Cuando pasaos cualquier dificultad o tribulación, necesitamos al Señor que nos cuide y que nos guarde, sin Dios estamos perdidos en el camino de la vida, y necesitamos caminar en su presencia, para que nos lleve a vivir en el buen camino y a no perdernos. Por eso le seguimos suplicando al Señor que no nos deje solos, que no aparte de nosotros su mano misericordiosa.

JUAN:
– Jesús es el prototipo del justo que resulta incómodo y cuyo testimonio se quiere hacer silenciar. Se ponen muchas excusas, pero lo importe es desacreditarle y no tener que aceptar su testimonio. Esto también nos pasa a nosotros con el Señor, que hay partes de su vida y enseñanzas que nos gustan y nos llaman mucho la atención, pero hay otras que son muy exigentes y que chocan frontalmente contra nosotros, y en eso nos cuesta acoger y vivir según el Evangelio, según Jesucristo.

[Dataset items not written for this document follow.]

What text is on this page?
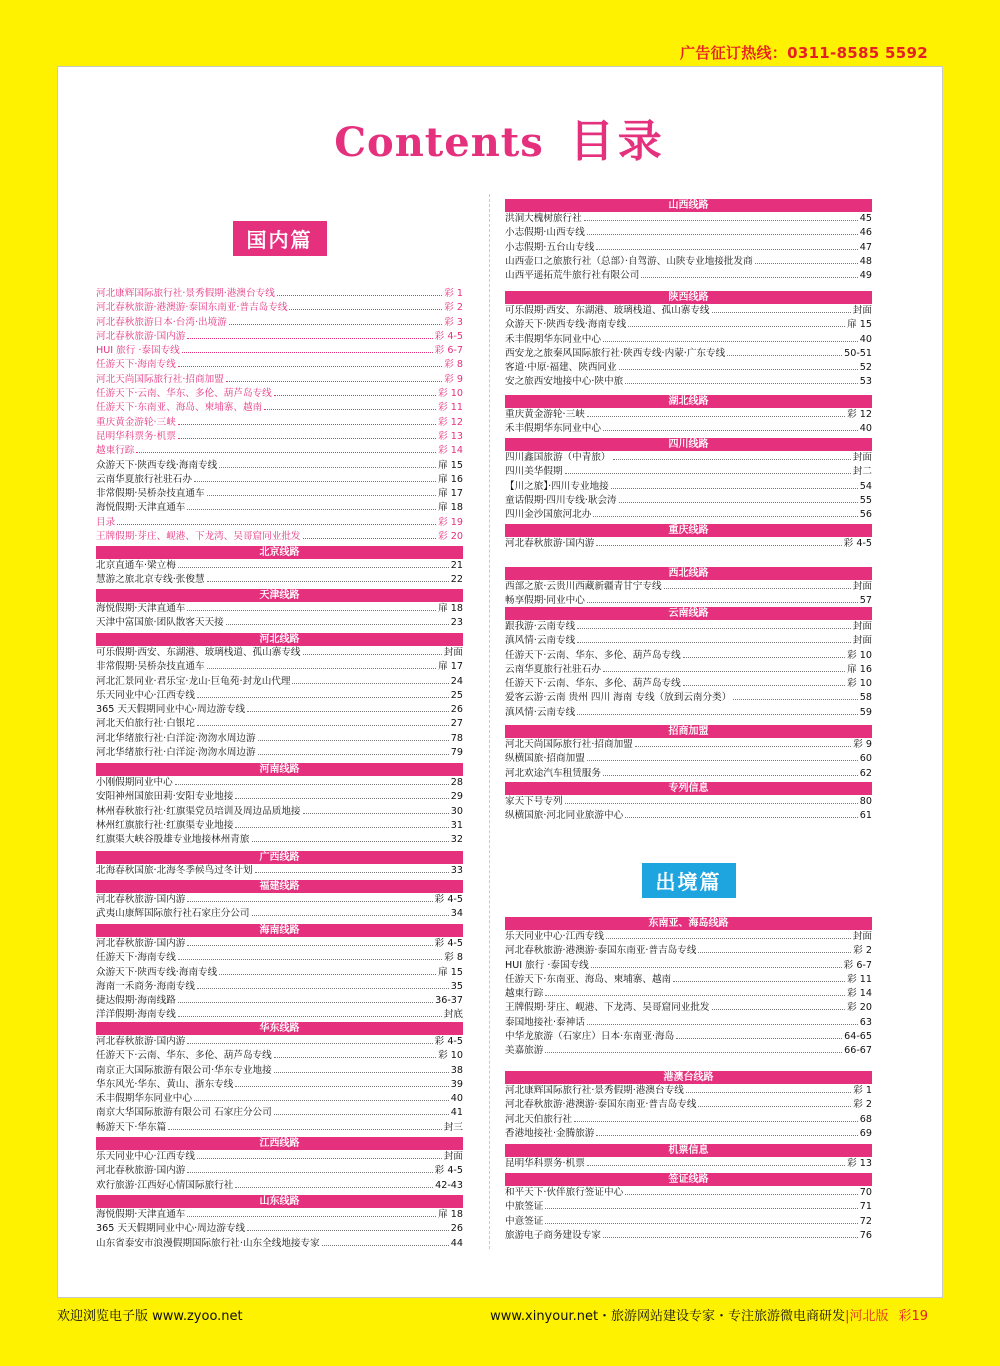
广告征订热线：0311-8585 5592
Contents 目录
国内篇
河北康辉国际旅行社·景秀假期·港澳台专线	彩 1
河北春秋旅游·港澳游·泰国东南亚·普吉岛专线	彩 2
河北春秋旅游日本·台湾·出境游	彩 3
河北春秋旅游·国内游	彩 4-5
HUI 旅行 ·泰国专线	彩 6-7
任游天下·海南专线	彩 8
河北天尚国际旅行社·招商加盟	彩 9
任游天下·云南、华东、多伦、葫芦岛专线	彩 10
任游天下·东南亚、海岛、柬埔寨、越南	彩 11
重庆黄金游轮·三峡	彩 12
昆明华科票务·机票	彩 13
越東行踪	彩 14
众游天下·陕西专线·海南专线	扉 15
云南华夏旅行社驻石办	扉 16
非常假期·吴桥杂技直通车	扉 17
海悦假期·天津直通车	扉 18
目录	彩 19
王牌假期·芽庄、岘港、下龙湾、吴哥窟同业批发	彩 20
北京线路
北京直通车·梁立梅	21
慧游之旅北京专线·张俊慧	22
天津线路
海悦假期·天津直通车	扉 18
天津中富国旅·团队散客天天接	23
河北线路
可乐假期·西安、东湖港、玻璃栈道、孤山寨专线	封面
非常假期·吴桥杂技直通车	扉 17
河北汇景同业·君乐宝·龙山·巨龟苑·封龙山代理	24
乐天同业中心·江西专线	25
365 天天假期同业中心·周边游专线	26
河北天伯旅行社·白银坨	27
河北华绪旅行社·白洋淀·沕沕水周边游	78
河北华绪旅行社·白洋淀·沕沕水周边游	79
河南线路
小刚假期同业中心	28
安阳神州国旅田莉·安阳专业地接	29
林州春秋旅行社·红旗渠党员培训及周边品质地接	30
林州红旗旅行社·红旗渠专业地接	31
红旗渠大峡谷殷雄专业地接林州青旅	32
广西线路
北海春秋国旅·北海冬季候鸟过冬计划	33
福建线路
河北春秋旅游·国内游	彩 4-5
武夷山康辉国际旅行社石家庄分公司	34
海南线路
河北春秋旅游·国内游	彩 4-5
任游天下·海南专线	彩 8
众游天下·陕西专线·海南专线	扉 15
海南一禾商务·海南专线	35
捷达假期·海南线路	36-37
洋洋假期·海南专线	封底
华东线路
河北春秋旅游·国内游	彩 4-5
任游天下·云南、华东、多伦、葫芦岛专线	彩 10
南京正大国际旅游有限公司·华东专业地接	38
华东风光·华东、黄山、浙东专线	39
禾丰假期华东同业中心	40
南京大华国际旅游有限公司 石家庄分公司	41
畅游天下·华东篇	封三
江西线路
乐天同业中心·江西专线	封面
河北春秋旅游·国内游	彩 4-5
欢行旅游·江西好心情国际旅行社	42-43
山东线路
海悦假期·天津直通车	扉 18
365 天天假期同业中心·周边游专线	26
山东省泰安市浪漫假期国际旅行社·山东全线地接专家	44
出境篇
山西线路
洪洞大槐树旅行社	45
小志假期·山西专线	46
小志假期·五台山专线	47
山西壶口之旅旅行社（总部）·自驾游、山陕专业地接批发商	48
山西平遥拓荒牛旅行社有限公司	49
陕西线路
可乐假期·西安、东湖港、玻璃栈道、孤山寨专线	封面
众游天下·陕西专线·海南专线	扉 15
禾丰假期华东同业中心	40
西安龙之旅秦风国际旅行社·陕西专线·内蒙·广东专线	50-51
客道·中原·福建、陕西同业	52
安之旅西安地接中心·陕中旅	53
湖北线路
重庆黄金游轮·三峡	彩 12
禾丰假期华东同业中心	40
四川线路
四川鑫国旅游（中青旅）	封面
四川美华假期	封二
【川之旅】·四川专业地接	54
童话假期·四川专线·耿会涛	55
四川金沙国旅河北办	56
重庆线路
河北春秋旅游·国内游	彩 4-5
西北线路
西部之旅·云贵川西藏新疆青甘宁专线	封面
畅享假期·同业中心	57
云南线路
跟我游·云南专线	封面
滇风情·云南专线	封面
任游天下·云南、华东、多伦、葫芦岛专线	彩 10
云南华夏旅行社驻石办	扉 16
任游天下·云南、华东、多伦、葫芦岛专线	彩 10
爱客云游·云南 贵州 四川 海南 专线（放到云南分类）	58
滇风情·云南专线	59
招商加盟
河北天尚国际旅行社·招商加盟	彩 9
纵横国旅·招商加盟	60
河北欢途汽车租赁服务	62
专列信息
家天下号专列	80
纵横国旅·河北同业旅游中心	61
东南亚、海岛线路
乐天同业中心·江西专线	封面
河北春秋旅游·港澳游·泰国东南亚·普吉岛专线	彩 2
HUI 旅行 ·泰国专线	彩 6-7
任游天下·东南亚、海岛、柬埔寨、越南	彩 11
越東行踪	彩 14
王牌假期·芽庄、岘港、下龙湾、吴哥窟同业批发	彩 20
泰国地接社·泰神话	63
中华龙旅游（石家庄）日本·东南亚·海岛	64-65
美嘉旅游	66-67
港澳台线路
河北康辉国际旅行社·景秀假期·港澳台专线	彩 1
河北春秋旅游·港澳游·泰国东南亚·普吉岛专线	彩 2
河北天伯旅行社	68
香港地接社·金腾旅游	69
机票信息
昆明华科票务·机票	彩 13
签证线路
和平天下·伙伴旅行签证中心	70
中旅签证	71
中意签证	72
旅游电子商务建设专家	76
欢迎浏览电子版 www.zyoo.net	www.xinyour.net・旅游网站建设专家・专注旅游微电商研发|河北版 彩19
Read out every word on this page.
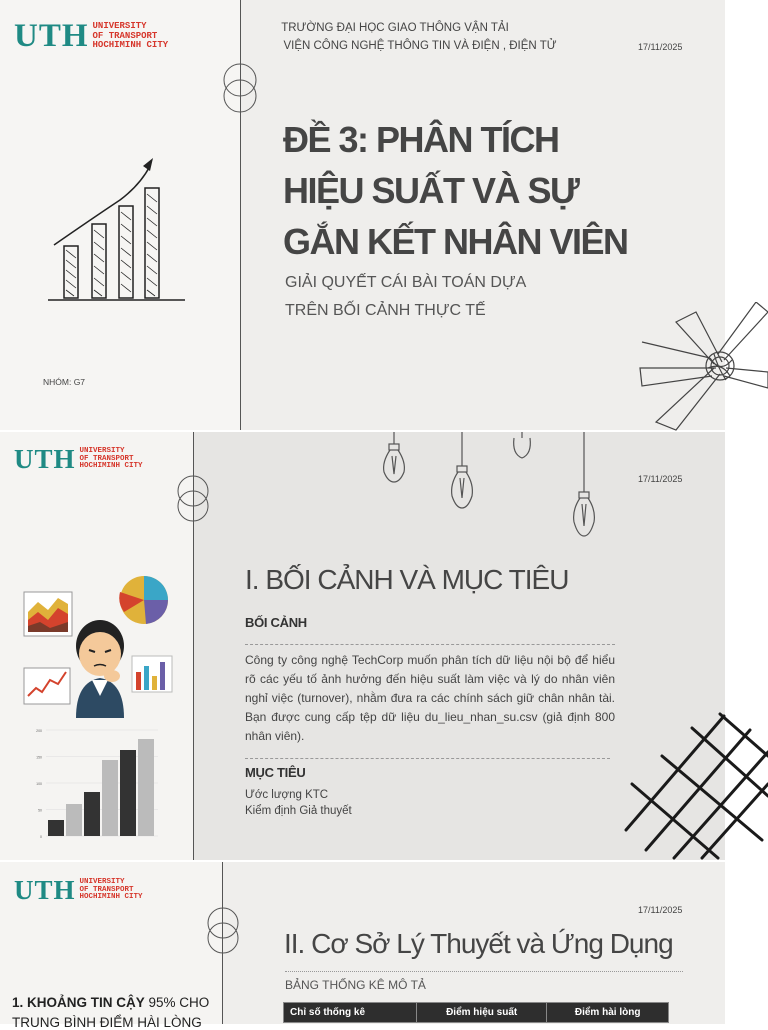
UTH UNIVERSITY
OF TRANSPORT
HOCHIMINH CITY
TRƯỜNG ĐẠI HỌC GIAO THÔNG VẬN TẢI
VIỆN CÔNG NGHỆ THÔNG TIN VÀ ĐIỆN , ĐIỆN TỬ	17/11/2025
ĐỀ 3: PHÂN TÍCH
HIỆU SUẤT VÀ SỰ
GẮN KẾT NHÂN VIÊN
GIẢI QUYẾT CÁI BÀI TOÁN DỰA
TRÊN BỐI CẢNH THỰC TẾ
NHÓM: G7
UTH UNIVERSITY
OF TRANSPORT
HOCHIMINH CITY
17/11/2025
I. BỐI CẢNH VÀ MỤC TIÊU
BỐI CẢNH
Công ty công nghệ TechCorp muốn phân tích dữ liệu nội bộ để hiểu rõ các yếu tố ảnh hưởng đến hiệu suất làm việc và lý do nhân viên nghỉ việc (turnover), nhằm đưa ra các chính sách giữ chân nhân tài. Bạn được cung cấp tệp dữ liệu du_lieu_nhan_su.csv (giả định 800 nhân viên).
MỤC TIÊU
Ước lượng KTC
Kiểm định Giả thuyết
200
150
100
50
0
UTH UNIVERSITY
OF TRANSPORT
HOCHIMINH CITY
17/11/2025
II. Cơ Sở Lý Thuyết và Ứng Dụng
BẢNG THỐNG KÊ MÔ TẢ
Chỉ số thống kê	Điểm hiệu suất	Điểm hài lòng
1. KHOẢNG TIN CẬY 95% CHO
TRUNG BÌNH ĐIỂM HÀI LÒNG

– Los verdaderos profetas son con frecuencia perseguidos. Los falsos, los que no se preocupan de transmitir lo que Dios dice, sino lo que gusta a la gente, ésos sí que prosperan. No seamos falsos profetas, llevemos una vida con un testimonio que da testimonio del Evangelio, aunque sea vivir en contra a la modo o a lo que dice la sociedad. Demos testimonio del Evangelio de Jesucristo, que no coincide con el pensamiento y la mentalidad de este mundo. No tengamos miedo a ser luz y sal, aunque podamos ser molestos en los ambientes donde vivimos, no tengamos miedo a vivir con y para Cristo cueste lo que cueste.

María, Madre llévanos a ser luz con La Luz del Mundo, y sal con la Sal de la Tierra, que es tu Hijo Jesucristo. Amén.